Pension Credit - What is Pension Credit?
Pension Credit is extra money for low income pensioners to bring their weekly income up to a minimum amount.
- Last reviewed 18 September 2023
What is Pension Credit?
Pension Credit is a means-tested benefit for people on a low income who have reached the Pension Credit qualifying age.
Pension Credit has two parts – Guarantee Pension Credit and Savings Pension Credit. You may be able to get one or both parts depending on your circumstances.

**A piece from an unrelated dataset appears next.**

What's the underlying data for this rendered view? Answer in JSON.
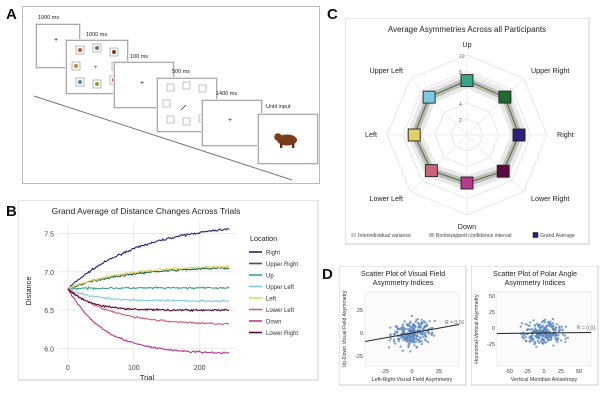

Guarantee Pension Credit tops up your weekly income if you have a low income.
Savings Pension Credit is an extra payment to reward people who have prepared for their retirement by having some savings or income.
You can claim Pension Credit whether or not you are still working. You do not need to have paid any national insurance contributions.
There are different rules for getting the Guarantee Pension Credit and the Savings Pension Credit.
To claim Guarantee Pension Credit, you must be State Pension age.
The Savings Pension Credit can be claimed by men and women aged 65 or over. You must also have reached State Pension age before 6 April 2016, but see Gov.UK website page on Pension Credit for further information on whether couples can qualify.
You can work out the exact date of your State Pension age by using the State Pension age calculator on Gov.UK website.
Applies to: England, Wales, Scotland and Northern Ireland
Age rules: The age rules are different for the two parts of Pension Credit, see ‘Can I get Pension Credit’ for further details.